The bank’s retrenchment exercise last year was another controversial move that saw many top-performing employees being dismissed.

Critics believe this was done to clear the way for a new group of hires who could be controlled under the corrupt hiring system. Employees who have been with the bank for years claim that the institution has lost its original vision, focusing solely on profits while disregarding the welfare of its staff.

A particularly shocking revelation is the claim that Ms. Nyaga played a role in scrapping internal prayer devotions, which were once an important part of the bank’s culture.

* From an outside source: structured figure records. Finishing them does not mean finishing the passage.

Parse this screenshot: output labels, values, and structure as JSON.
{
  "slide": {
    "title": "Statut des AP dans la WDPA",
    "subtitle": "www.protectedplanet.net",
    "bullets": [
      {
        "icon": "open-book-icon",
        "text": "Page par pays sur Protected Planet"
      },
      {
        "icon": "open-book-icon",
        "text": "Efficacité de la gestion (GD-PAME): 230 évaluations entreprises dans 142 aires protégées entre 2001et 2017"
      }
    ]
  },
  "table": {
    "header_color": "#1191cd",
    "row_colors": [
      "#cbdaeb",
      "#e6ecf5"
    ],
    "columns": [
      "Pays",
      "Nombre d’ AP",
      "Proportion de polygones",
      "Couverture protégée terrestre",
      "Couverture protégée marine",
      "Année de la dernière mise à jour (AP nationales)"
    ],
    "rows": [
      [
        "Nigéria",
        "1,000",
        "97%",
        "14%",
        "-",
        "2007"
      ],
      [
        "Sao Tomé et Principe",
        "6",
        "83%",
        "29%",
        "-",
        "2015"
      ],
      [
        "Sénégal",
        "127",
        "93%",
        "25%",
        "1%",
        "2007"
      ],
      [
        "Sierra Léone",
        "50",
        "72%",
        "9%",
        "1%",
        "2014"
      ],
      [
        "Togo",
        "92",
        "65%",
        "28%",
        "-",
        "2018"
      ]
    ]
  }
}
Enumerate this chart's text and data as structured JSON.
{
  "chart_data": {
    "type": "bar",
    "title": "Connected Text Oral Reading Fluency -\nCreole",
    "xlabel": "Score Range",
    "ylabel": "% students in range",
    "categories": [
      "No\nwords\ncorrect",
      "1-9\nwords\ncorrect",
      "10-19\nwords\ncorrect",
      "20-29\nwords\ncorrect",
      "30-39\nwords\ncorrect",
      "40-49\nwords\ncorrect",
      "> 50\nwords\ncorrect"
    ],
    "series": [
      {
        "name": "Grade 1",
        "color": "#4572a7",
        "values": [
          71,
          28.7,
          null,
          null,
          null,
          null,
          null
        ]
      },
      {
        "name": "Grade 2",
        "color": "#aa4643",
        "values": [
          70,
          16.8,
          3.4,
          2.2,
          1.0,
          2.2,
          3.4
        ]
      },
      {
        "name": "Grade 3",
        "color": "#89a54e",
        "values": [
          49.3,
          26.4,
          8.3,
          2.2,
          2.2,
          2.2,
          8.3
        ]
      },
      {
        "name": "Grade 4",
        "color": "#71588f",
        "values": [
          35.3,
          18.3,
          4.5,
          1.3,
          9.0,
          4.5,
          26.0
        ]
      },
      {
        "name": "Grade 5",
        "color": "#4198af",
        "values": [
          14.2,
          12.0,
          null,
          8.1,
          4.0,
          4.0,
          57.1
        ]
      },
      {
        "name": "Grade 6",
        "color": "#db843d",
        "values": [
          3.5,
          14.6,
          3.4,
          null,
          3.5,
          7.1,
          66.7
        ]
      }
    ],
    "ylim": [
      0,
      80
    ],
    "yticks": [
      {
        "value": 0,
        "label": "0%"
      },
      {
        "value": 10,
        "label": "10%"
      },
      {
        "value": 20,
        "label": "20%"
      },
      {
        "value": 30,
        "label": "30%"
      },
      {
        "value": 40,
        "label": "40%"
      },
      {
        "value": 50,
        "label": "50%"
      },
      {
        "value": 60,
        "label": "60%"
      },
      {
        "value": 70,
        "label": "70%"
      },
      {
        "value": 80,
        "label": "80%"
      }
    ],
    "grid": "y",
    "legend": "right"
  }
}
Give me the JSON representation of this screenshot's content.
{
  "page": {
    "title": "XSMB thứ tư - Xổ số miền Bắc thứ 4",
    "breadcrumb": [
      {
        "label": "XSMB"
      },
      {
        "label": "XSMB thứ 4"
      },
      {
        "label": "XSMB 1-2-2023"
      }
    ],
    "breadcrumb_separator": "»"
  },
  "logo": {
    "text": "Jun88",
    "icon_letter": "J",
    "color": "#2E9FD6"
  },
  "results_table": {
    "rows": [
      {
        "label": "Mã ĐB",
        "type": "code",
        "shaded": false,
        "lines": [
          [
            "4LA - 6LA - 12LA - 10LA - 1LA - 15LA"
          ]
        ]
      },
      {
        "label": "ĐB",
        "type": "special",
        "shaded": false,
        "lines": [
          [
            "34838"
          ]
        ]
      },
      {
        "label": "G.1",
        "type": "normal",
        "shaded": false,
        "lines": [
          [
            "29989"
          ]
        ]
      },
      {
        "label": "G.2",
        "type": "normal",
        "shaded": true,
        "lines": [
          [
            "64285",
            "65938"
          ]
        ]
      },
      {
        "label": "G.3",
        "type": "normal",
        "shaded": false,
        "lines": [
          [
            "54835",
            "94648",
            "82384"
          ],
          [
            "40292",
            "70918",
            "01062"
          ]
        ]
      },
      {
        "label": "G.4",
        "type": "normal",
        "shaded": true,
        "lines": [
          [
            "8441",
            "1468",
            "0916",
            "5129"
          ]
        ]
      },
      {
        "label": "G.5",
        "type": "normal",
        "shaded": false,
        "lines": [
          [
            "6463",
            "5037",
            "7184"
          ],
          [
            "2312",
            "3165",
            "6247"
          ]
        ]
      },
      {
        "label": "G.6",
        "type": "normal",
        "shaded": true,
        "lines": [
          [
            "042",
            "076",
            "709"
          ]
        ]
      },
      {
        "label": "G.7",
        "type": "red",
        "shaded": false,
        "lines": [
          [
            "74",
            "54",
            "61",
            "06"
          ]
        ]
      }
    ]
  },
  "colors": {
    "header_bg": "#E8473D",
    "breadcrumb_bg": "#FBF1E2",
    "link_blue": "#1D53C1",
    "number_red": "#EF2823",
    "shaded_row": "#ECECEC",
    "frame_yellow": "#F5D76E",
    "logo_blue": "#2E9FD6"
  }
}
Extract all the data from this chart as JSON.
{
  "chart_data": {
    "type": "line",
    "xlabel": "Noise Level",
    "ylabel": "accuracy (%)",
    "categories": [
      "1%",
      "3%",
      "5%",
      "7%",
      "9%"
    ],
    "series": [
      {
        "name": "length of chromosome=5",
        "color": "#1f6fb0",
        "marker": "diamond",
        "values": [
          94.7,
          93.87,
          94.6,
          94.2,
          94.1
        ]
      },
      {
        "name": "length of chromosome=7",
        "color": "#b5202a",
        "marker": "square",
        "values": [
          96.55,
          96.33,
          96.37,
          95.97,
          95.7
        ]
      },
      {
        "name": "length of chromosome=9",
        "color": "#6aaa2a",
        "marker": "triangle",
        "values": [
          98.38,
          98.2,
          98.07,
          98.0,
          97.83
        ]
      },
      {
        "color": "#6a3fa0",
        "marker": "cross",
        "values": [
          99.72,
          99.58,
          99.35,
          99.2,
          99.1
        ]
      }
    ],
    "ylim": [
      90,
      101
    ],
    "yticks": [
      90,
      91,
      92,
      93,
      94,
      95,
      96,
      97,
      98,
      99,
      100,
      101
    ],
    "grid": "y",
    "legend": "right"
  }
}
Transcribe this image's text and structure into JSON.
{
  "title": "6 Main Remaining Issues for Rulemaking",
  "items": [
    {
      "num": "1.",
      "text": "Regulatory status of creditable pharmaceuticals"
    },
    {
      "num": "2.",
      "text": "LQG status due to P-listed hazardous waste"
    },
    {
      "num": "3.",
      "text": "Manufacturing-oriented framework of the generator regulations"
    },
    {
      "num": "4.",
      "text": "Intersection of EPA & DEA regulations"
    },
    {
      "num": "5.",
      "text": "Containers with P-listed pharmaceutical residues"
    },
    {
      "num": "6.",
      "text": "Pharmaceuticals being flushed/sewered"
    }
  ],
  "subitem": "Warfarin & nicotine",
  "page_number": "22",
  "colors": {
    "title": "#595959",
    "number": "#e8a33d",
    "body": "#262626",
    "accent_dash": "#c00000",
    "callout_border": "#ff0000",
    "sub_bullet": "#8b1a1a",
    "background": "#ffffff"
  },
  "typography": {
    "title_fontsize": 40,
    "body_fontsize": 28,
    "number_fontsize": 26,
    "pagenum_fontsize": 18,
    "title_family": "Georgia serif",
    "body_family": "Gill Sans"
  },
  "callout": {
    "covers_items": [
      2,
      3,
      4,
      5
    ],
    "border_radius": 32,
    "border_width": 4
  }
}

Faulu was originally founded on Christian principles, and the removal of these devotions has been seen as a sign of the bank abandoning its core values.

Some believe that this change reflects a broader shift in the bank’s leadership, where ethical considerations have taken a backseat to personal gain.

The controversy has not gone unnoticed by the bank’s parent company, Old Mutual Group, which is reportedly considering whether to continue its association with Faulu.

With repeated scandals and financial struggles, there are concerns that Faulu’s instability could tarnish Old Mutual’s reputation.

If the allegations are proven true, it could spell major trouble for the microfinance bank, further deepening the crisis it is already facing.

For now, employees and former staff members are watching closely to see how the bank handles these accusations.

Many believe that Faulu’s leadership must take responsibility for the mess and implement serious reforms to restore confidence in the institution. However, with such deep-rooted corruption within the system, fixing the damage may not be an easy task.

The scandal has once again raised questions about the governance of microfinance banks in Kenya and whether regulators are doing enough to protect employees and job seekers from exploitation.